Two OS’s that produce indistinguishable practical consequences for a class of questions are not genuinely different models for that domain; they are poetic variants. When hard fatalism and psychology both say, “You can do nothing; accept things as they are,” they are functionally aligned, despite different metaphors. When an animist read prescribes ritual re‑negotiation and a psychological read prescribes only reframing, you have a concrete divergence.

That is where, as a practitioner, you can begin to ask: which causal grammar seems to move this situation? When my clients actually do the ancestor rituals suggested by the ancestor‑frame readings, do external circumstances shift in ways that were not shifting under purely psychological work? When I predict timing under a Ptolemaic “tendencies modifiable by choice” reading versus a Valens “this will happen regardless” reading, which track more cleanly?

The answers will be messy, biased, path‑dependent. They will not settle metaphysics. But they will tell you something about how your deck, your spread grammar, and your psyche collaborate in practice.

The non‑neutrality of the hardware

Back to the first objection: is there really an ISA‑like layer that is independent of cosmology, or am I just smuggling my own metaphysics in at a lower level?

Tarot’s so‑called “grammar” is absolutely not primordial. Number symbolism, suit elementalism, major/minor hierarchies, Kabbalistic pathworkings—they are all late synthetic overlays. Early playing‑card cartomancy chapbooks happily assign blunt event meanings to pips without any Hermetic doctrine. Anti‑divinatory Christian authors moralise the trumps as an allegory of the soul’s journey whilst denouncing fortune‑telling.

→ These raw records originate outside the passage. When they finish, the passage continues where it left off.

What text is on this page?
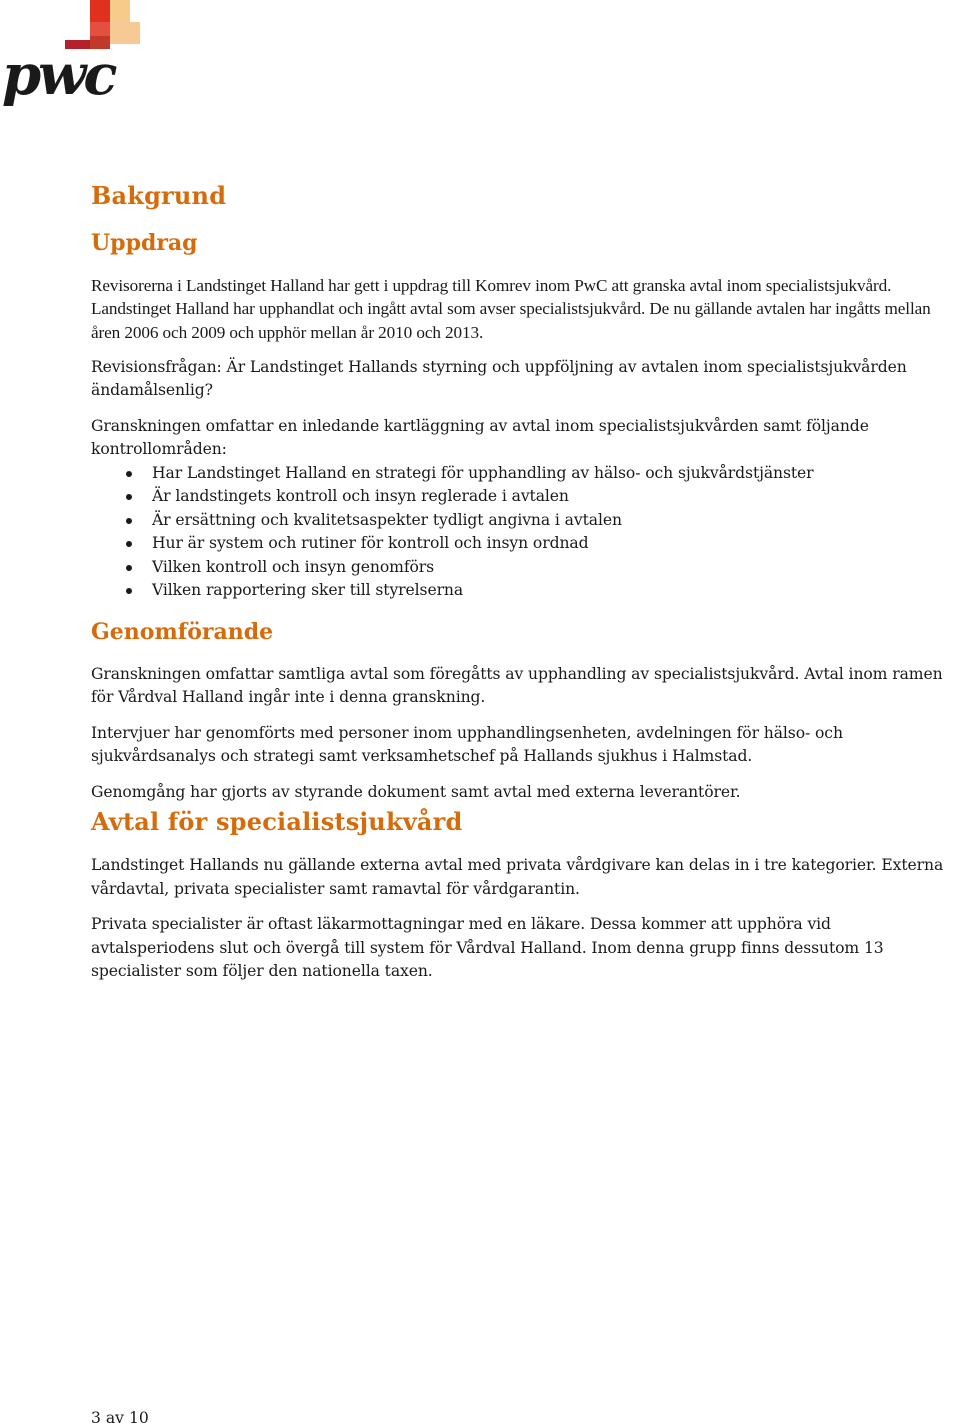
pwc
Bakgrund
Uppdrag

Revisorerna i Landstinget Halland har gett i uppdrag till Komrev inom PwC att granska avtal inom specialistsjukvård. Landstinget Halland har upphandlat och ingått avtal som avser specialistsjukvård. De nu gällande avtalen har ingåtts mellan åren 2006 och 2009 och upphör mellan år 2010 och 2013.

Revisionsfrågan: Är Landstinget Hallands styrning och uppföljning av avtalen inom specialistsjukvården ändamålsenlig?

Granskningen omfattar en inledande kartläggning av avtal inom specialistsjukvården samt följande kontrollområden:

Har Landstinget Halland en strategi för upphandling av hälso- och sjukvårdstjänster
Är landstingets kontroll och insyn reglerade i avtalen
Är ersättning och kvalitetsaspekter tydligt angivna i avtalen
Hur är system och rutiner för kontroll och insyn ordnad
Vilken kontroll och insyn genomförs
Vilken rapportering sker till styrelserna
Genomförande

Granskningen omfattar samtliga avtal som föregåtts av upphandling av specialistsjukvård. Avtal inom ramen för Vårdval Halland ingår inte i denna granskning.

Intervjuer har genomförts med personer inom upphandlingsenheten, avdelningen för hälso- och sjukvårdsanalys och strategi samt verksamhetschef på Hallands sjukhus i Halmstad.

Genomgång har gjorts av styrande dokument samt avtal med externa leverantörer.

Avtal för specialistsjukvård

Landstinget Hallands nu gällande externa avtal med privata vårdgivare kan delas in i tre kategorier. Externa vårdavtal, privata specialister samt ramavtal för vårdgarantin.

Privata specialister är oftast läkarmottagningar med en läkare. Dessa kommer att upphöra vid avtalsperiodens slut och övergå till system för Vårdval Halland. Inom denna grupp finns dessutom 13 specialister som följer den nationella taxen.

3 av 10
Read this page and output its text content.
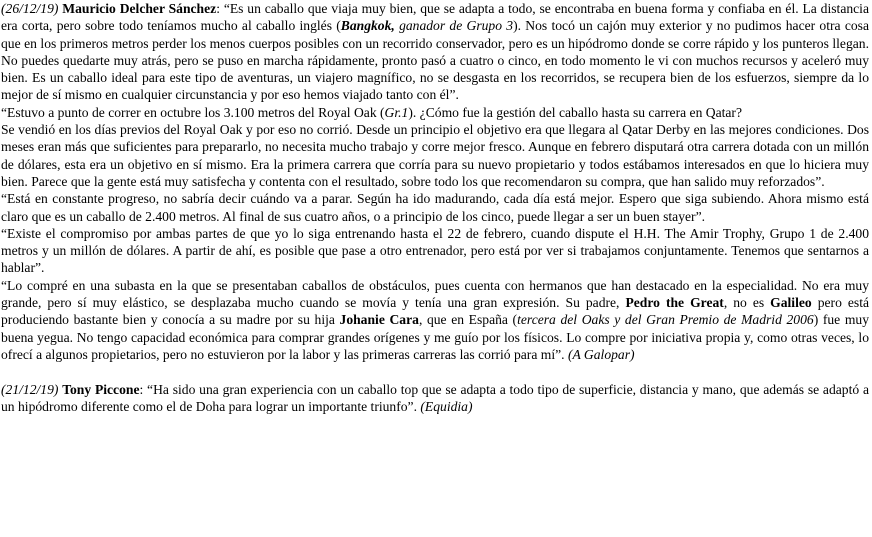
(26/12/19) Mauricio Delcher Sánchez: “Es un caballo que viaja muy bien, que se adapta a todo, se encontraba en buena forma y confiaba en él. La distancia era corta, pero sobre todo teníamos mucho al caballo inglés (Bangkok, ganador de Grupo 3). Nos tocó un cajón muy exterior y no pudimos hacer otra cosa que en los primeros metros perder los menos cuerpos posibles con un recorrido conservador, pero es un hipódromo donde se corre rápido y los punteros llegan. No puedes quedarte muy atrás, pero se puso en marcha rápidamente, pronto pasó a cuatro o cinco, en todo momento le vi con muchos recursos y aceleró muy bien. Es un caballo ideal para este tipo de aventuras, un viajero magnífico, no se desgasta en los recorridos, se recupera bien de los esfuerzos, siempre da lo mejor de sí mismo en cualquier circunstancia y por eso hemos viajado tanto con él”.

“Estuvo a punto de correr en octubre los 3.100 metros del Royal Oak (Gr.1). ¿Cómo fue la gestión del caballo hasta su carrera en Qatar?

Se vendió en los días previos del Royal Oak y por eso no corrió. Desde un principio el objetivo era que llegara al Qatar Derby en las mejores condiciones. Dos meses eran más que suficientes para prepararlo, no necesita mucho trabajo y corre mejor fresco. Aunque en febrero disputará otra carrera dotada con un millón de dólares, esta era un objetivo en sí mismo. Era la primera carrera que corría para su nuevo propietario y todos estábamos interesados en que lo hiciera muy bien. Parece que la gente está muy satisfecha y contenta con el resultado, sobre todo los que recomendaron su compra, que han salido muy reforzados”.

“Está en constante progreso, no sabría decir cuándo va a parar. Según ha ido madurando, cada día está mejor. Espero que siga subiendo. Ahora mismo está claro que es un caballo de 2.400 metros. Al final de sus cuatro años, o a principio de los cinco, puede llegar a ser un buen stayer”.

“Existe el compromiso por ambas partes de que yo lo siga entrenando hasta el 22 de febrero, cuando dispute el H.H. The Amir Trophy, Grupo 1 de 2.400 metros y un millón de dólares. A partir de ahí, es posible que pase a otro entrenador, pero está por ver si trabajamos conjuntamente. Tenemos que sentarnos a hablar”.

“Lo compré en una subasta en la que se presentaban caballos de obstáculos, pues cuenta con hermanos que han destacado en la especialidad. No era muy grande, pero sí muy elástico, se desplazaba mucho cuando se movía y tenía una gran expresión. Su padre, Pedro the Great, no es Galileo pero está produciendo bastante bien y conocía a su madre por su hija Johanie Cara, que en España (tercera del Oaks y del Gran Premio de Madrid 2006) fue muy buena yegua. No tengo capacidad económica para comprar grandes orígenes y me guío por los físicos. Lo compre por iniciativa propia y, como otras veces, lo ofrecí a algunos propietarios, pero no estuvieron por la labor y las primeras carreras las corrió para mí”. (A Galopar)

(21/12/19) Tony Piccone: “Ha sido una gran experiencia con un caballo top que se adapta a todo tipo de superficie, distancia y mano, que además se adaptó a un hipódromo diferente como el de Doha para lograr un importante triunfo”. (Equidia)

Wirth pushes an initiatory emblem‑book reading and sneers at mundane prediction; contemporaneous folk readers with the same deck ran entirely different software—event-tables, lucky and unlucky pip-counting, marriage and money predictions—with no knowledge of and no interest in Kabbalistic paths or theurgic self-transformation.

So the ISA is historically assembled, internally contested, and nowhere near neutral. What it is not is infinitely plastic. A spread grammar built around self/other, past/present/future, surface/depth, and outcome/advice already presupposes that time is asymmetrical, that a self distinct from environment exists, that the present moment is accessible to counsel. These are not arbitrary choices; they are the structural precipitate of centuries of actual divinatory use, tested against the kinds of questions people brought to the table. They tell you what this hardware was shaped to handle and where it strains.

That residue is not a problem. It is what makes the grammar stable enough to carry disparate cosmologies without collapsing. The practitioner who understands the layering—who can say “this is the hardware pushing back” rather than “this is my cosmology forbidding it”—gains something technically important: the ability to revise their interpretive framework without discarding accumulated reading skill. The Celtic Cross they have drilled for a decade still compiles. What changes is the OS. That change can be provisional, experimental, even temporary. The deck survives it.

The cards are not neutral. Four centuries of use have shaped them into tools that presuppose certain things about time, agency, and the self’s relation to a wider field. That is neither a flaw nor a metaphysical commitment to any particular cosmology. It is a design feature—the residue of historical testing, the convergent grammar that survived because it was useful enough to carry very different worlds. A practitioner working deliberately across multiple OS’s is not free-floating in relativism. They are running controlled experiments on historically stable hardware, with a grammar that has already earned its keep.